Sounds ominous, right?
But – take a breath – the technical word refers to a bunch of accounting workarounds. Yes, accounting.
Because the debt ceiling limits the issuance of government bonds – the way the US borrows money – these workarounds shift money between accounts and should keep the government open until at least June, according to a letter last week by Treasury Secretary Janet Yellen.
In theory, President Joe Biden and Congress should have used that extra time to come up with an agreement to raise the $31.38 trillion debt ceiling. The talks often get heated and come down to the wire, with major economic damage in the balance. But there have been about 80 deals to raise or delay the debt ceiling since the 1960s.
What may be worrying is that there are no extraordinary measures, but what happens if we get tired this summer without a deal. Economists have warned that it could trigger a global financial crisis.
So far, House Speaker Kevin McCarthy and Biden are playing what could be a dangerous game of chicken with the world’s largest economy in the middle.
Some questions and answers about the situation:
What is an “extraordinary step”?
Yellen’s Friday letter listed two measures she will begin this month to prevent a government default.
First, the government will suspend payments to pension, disability and health benefits funds for federal employees. Second, it will delay the reinvestment of maturing government bonds in the retirement savings accounts of government employees.
By delaying these payments, the government can reduce the amount of outstanding debt. This allows the Treasury Department to keep funding government operations, according to Yellen’s letter.
What allows the Treasury to use these measures?
There is no dispute. Congress has authorized the Treasury to do so.
Because this is a retirement account, no one is harmed by the government in the same way as an IOU. Funds are made whole after a debt ceiling increase or moratorium becomes law. Not only are the measures likely to hurt the economy, but uncertainty among consumers and businesses about whether lawmakers will increase the debt ceiling.
How big is this pension fund?
There were $986 billion in net assets of civil service and federal employee pension funds at the end of fiscal year 2021, according to a report by the Office of Personnel Management. The required government contribution to the fund is large enough to rely on these extraordinary measures within five months.
How common is this?
“Treasury secretaries in every Administration over the past decade have used these extraordinary measures when necessary,” Yellen wrote in the letter.
The measure was first implemented in 1985 and has been used at least 16 times since then, according to the Committee for a Responsible Federal Budget, the fiscal watchdog.
Why do we have a debt limit?
Before World War I, Congress had to approve every bond issue. The debt limit was created as a solution to finance the war effort without requiring a continuous vote.
Since then, the tools created to facilitate the functioning of government have become a source of dysfunction, fueling partisan warfare and creating economic risks as the debt has increased over the past 20 years.
How risky is brinkmanship this time?
It looks alarming — and it’s unclear how Biden, McCarthy and Senate Democrats will find common ground. A default can cause millions of job losses, a deep recession that will reverberate globally and, ironically, higher interest rates that will make it harder to manage the federal debt.
McCarthy said on Tuesday that talks should begin soon on the potential spending cuts that Republicans want in exchange for increasing the debt limit, although the Biden administration has noted the demand to hold the US economy hostage.
“Who wants to put the country under some kind of threat at the last minute of the debt ceiling?” McCarthy said. “No one wants to do that. That’s why we asked, ‘Let’s change now. Let’s sit down.'”
The Biden administration wants the loan cap extended without preconditions. White House press secretary Karine Jean-Pierre said Tuesday that she had not spoken to McCarthy.
Will the debt limit showdown help reduce government debt?
Not so much.
The Congressional Budget Office estimates that annual budget deficits will grow from about $1 trillion to more than $2 trillion over the next 10 years.
The imbalance in the coming years will increasingly reflect government spending on programs such as Medicare and Social Security that exceed tax revenue. This suggests that the government may need severe cuts in spending, major tax increases or some combination of these options.
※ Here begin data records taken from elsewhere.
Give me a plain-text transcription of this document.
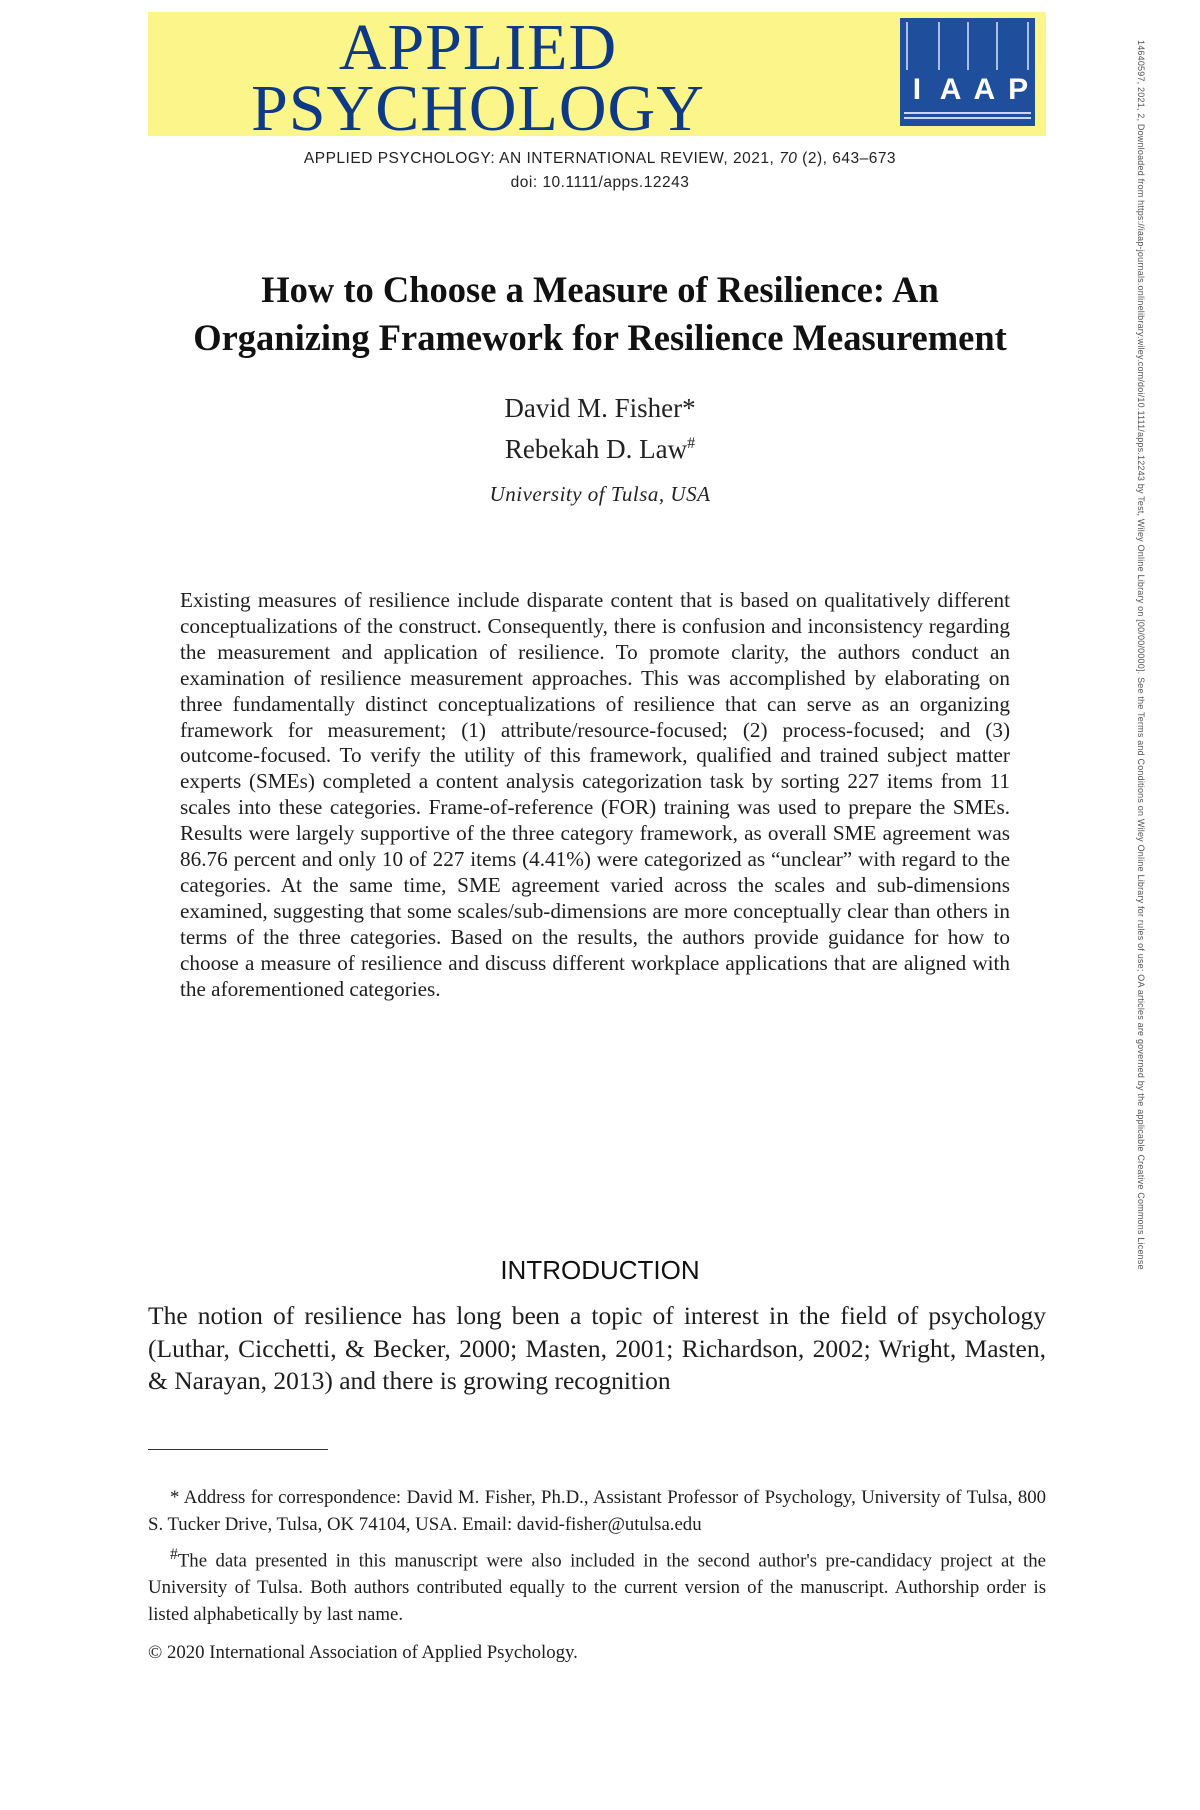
APPLIED
PSYCHOLOGY	I A A P
APPLIED PSYCHOLOGY: AN INTERNATIONAL REVIEW, 2021, 70 (2), 643–673
doi: 10.1111/apps.12243
How to Choose a Measure of Resilience: An
Organizing Framework for Resilience Measurement
David M. Fisher*
Rebekah D. Law#
University of Tulsa, USA

Existing measures of resilience include disparate content that is based on qualitatively different conceptualizations of the construct. Consequently, there is confusion and inconsistency regarding the measurement and application of resilience. To promote clarity, the authors conduct an examination of resilience measurement approaches. This was accomplished by elaborating on three fundamentally distinct conceptualizations of resilience that can serve as an organizing framework for measurement; (1) attribute/resource-focused; (2) process-focused; and (3) outcome-focused. To verify the utility of this framework, qualified and trained subject matter experts (SMEs) completed a content analysis categorization task by sorting 227 items from 11 scales into these categories. Frame-of-reference (FOR) training was used to prepare the SMEs. Results were largely supportive of the three category framework, as overall SME agreement was 86.76 percent and only 10 of 227 items (4.41%) were categorized as “unclear” with regard to the categories. At the same time, SME agreement varied across the scales and sub-dimensions examined, suggesting that some scales/sub-dimensions are more conceptually clear than others in terms of the three categories. Based on the results, the authors provide guidance for how to choose a measure of resilience and discuss different workplace applications that are aligned with the aforementioned categories.

INTRODUCTION

The notion of resilience has long been a topic of interest in the field of psychology (Luthar, Cicchetti, & Becker, 2000; Masten, 2001; Richardson, 2002; Wright, Masten, & Narayan, 2013) and there is growing recognition

* Address for correspondence: David M. Fisher, Ph.D., Assistant Professor of Psychology, University of Tulsa, 800 S. Tucker Drive, Tulsa, OK 74104, USA. Email: david-fisher@utulsa.edu

#The data presented in this manuscript were also included in the second author's pre-candidacy project at the University of Tulsa. Both authors contributed equally to the current version of the manuscript. Authorship order is listed alphabetically by last name.

© 2020 International Association of Applied Psychology.
14640597, 2021, 2, Downloaded from https://iaap-journals.onlinelibrary.wiley.com/doi/10.1111/apps.12243 by Test, Wiley Online Library on [00/00/0000]. See the Terms and Conditions on Wiley Online Library for rules of use; OA articles are governed by the applicable Creative Commons License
In 2011 when Barack Obama was president and Biden was vice president, there was a bipartisan agreement to raise the debt limit by $900 billion in return for $917 billion in automatic spending cuts over 10 years.
But debt reduction never ends.
After Donald Trump became president in 2017, Republican lawmakers added more debt by passing deficit-funded tax cuts. The debt increased with the onset of the coronavirus pandemic in 2020, which led to massive government debt to pull the US out of a deep recession.
The CBO last year estimated the U.S. debt would exceed $40 trillion by 2032.